At its best, the infrastructure bank provides another financing mechanism but does little if anything at all to bridge the gap between the “how?” and the “how much?” decisions that are faced by the local governments who actually have the responsibility for maintaining much of the infrastructure in question. Although many rural systems do lack access to capital markets, most local governments already have access to cheap municipal bond financing, state revolving loan programs, and other financing sources. Yet, even with all that access to financing, the infrastructure gap remains and grows. Can access to financing really be the problem here?
Local governments and, more accurately, their constituents, are the ones who have to repay all these loans. For water and wastewater projects, the loans are repaid primarily through the rates and fees charged for the service. It should be no surprise that local residents don’t like paying more for things, just check the daily news to find dozens of examples.
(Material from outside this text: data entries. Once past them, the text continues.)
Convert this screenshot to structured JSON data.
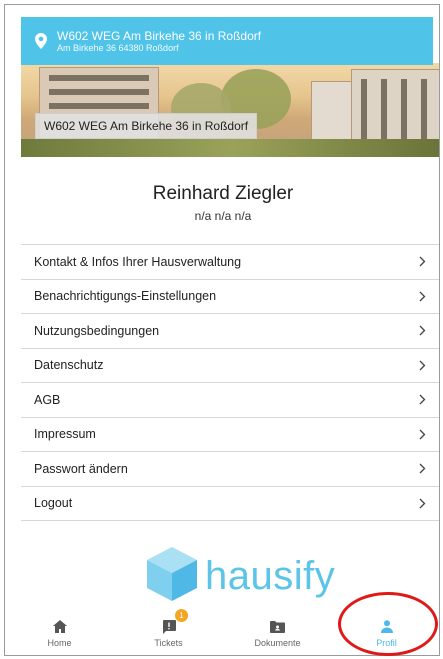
{
  "header": {
    "title": "W602 WEG Am Birkehe 36 in Roßdorf",
    "address": "Am Birkehe 36 64380 Roßdorf",
    "color": "#4fc3e8"
  },
  "hero": {
    "label": "W602 WEG Am Birkehe 36 in Roßdorf"
  },
  "profile": {
    "name": "Reinhard Ziegler",
    "details": "n/a n/a n/a"
  },
  "menu": {
    "items": [
      {
        "label": "Kontakt & Infos Ihrer Hausverwaltung"
      },
      {
        "label": "Benachrichtigungs-Einstellungen"
      },
      {
        "label": "Nutzungsbedingungen"
      },
      {
        "label": "Datenschutz"
      },
      {
        "label": "AGB"
      },
      {
        "label": "Impressum"
      },
      {
        "label": "Passwort ändern"
      },
      {
        "label": "Logout"
      }
    ],
    "chevron_icon": "chevron-right-icon"
  },
  "logo": {
    "text": "hausify",
    "color": "#5cc4e6"
  },
  "nav": {
    "items": [
      {
        "label": "Home",
        "icon": "home-icon"
      },
      {
        "label": "Tickets",
        "icon": "ticket-icon",
        "badge": "1"
      },
      {
        "label": "Dokumente",
        "icon": "folder-icon"
      },
      {
        "label": "Profil",
        "icon": "person-icon",
        "active": true
      }
    ],
    "active_color": "#4fb8e6",
    "badge_color": "#f4a623"
  }
}
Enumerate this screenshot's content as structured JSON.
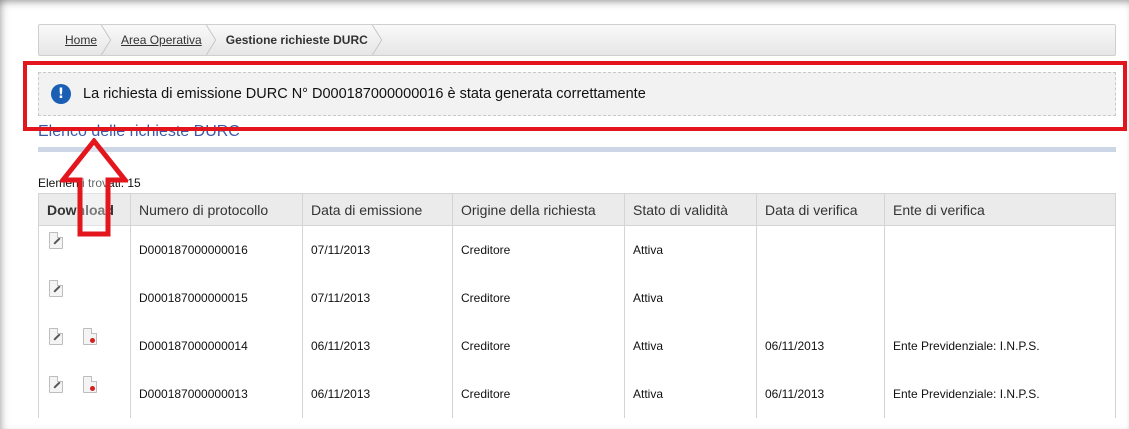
{
  "breadcrumb": {
    "items": [
      {
        "label": "Home"
      },
      {
        "label": "Area Operativa"
      },
      {
        "label": "Gestione richieste DURC"
      }
    ]
  },
  "notice": {
    "icon": "info-icon",
    "text": "La richiesta di emissione DURC N° D000187000000016 è stata generata correttamente"
  },
  "section": {
    "title": "Elenco delle richieste DURC"
  },
  "results": {
    "count_label": "Elementi trovati: 15"
  },
  "table": {
    "headers": {
      "download": "Download",
      "protocollo": "Numero di protocollo",
      "emissione": "Data di emissione",
      "origine": "Origine della richiesta",
      "stato": "Stato di validità",
      "verifica": "Data di verifica",
      "ente": "Ente di verifica"
    },
    "rows": [
      {
        "protocollo": "D000187000000016",
        "emissione": "07/11/2013",
        "origine": "Creditore",
        "stato": "Attiva",
        "verifica": "",
        "ente": ""
      },
      {
        "protocollo": "D000187000000015",
        "emissione": "07/11/2013",
        "origine": "Creditore",
        "stato": "Attiva",
        "verifica": "",
        "ente": ""
      },
      {
        "protocollo": "D000187000000014",
        "emissione": "06/11/2013",
        "origine": "Creditore",
        "stato": "Attiva",
        "verifica": "06/11/2013",
        "ente": "Ente Previdenziale: I.N.P.S."
      },
      {
        "protocollo": "D000187000000013",
        "emissione": "06/11/2013",
        "origine": "Creditore",
        "stato": "Attiva",
        "verifica": "06/11/2013",
        "ente": "Ente Previdenziale: I.N.P.S."
      }
    ]
  },
  "colors": {
    "highlight": "#e3151d",
    "info": "#1b5fb5",
    "section_title": "#3b5aa6"
  }
}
The infrastructure gap hasn’t been addressed not because access to financing is a problem, but because local willingness and/or ability to repay the debt remains a difficult practical and political hurdle for most local governments. On a practical level, growth of personal income has been declining since around the 1980′s while the rate of inflation on infrastructure construction projects has soared – we’ve lost ground there. The political issues are obvious in light of the practical.
It’s not that an infrastructure bank doesn’t have some benefits. It does. However, the prevailing thought that the introduction of a bank will somehow cure what ails our infrastructure is overly optimistic. Local governments hoping that a national infrastructure bank will be the solution would do well to think again. Handling the difficult balance between local funding needs and the burdens it places on people is not so easily solved. A long-term strategy for addressing these needs that includes a strong form of financial planning is at the heart of solving the real problem of “how much?”. Where the financing comes from is a far less important question.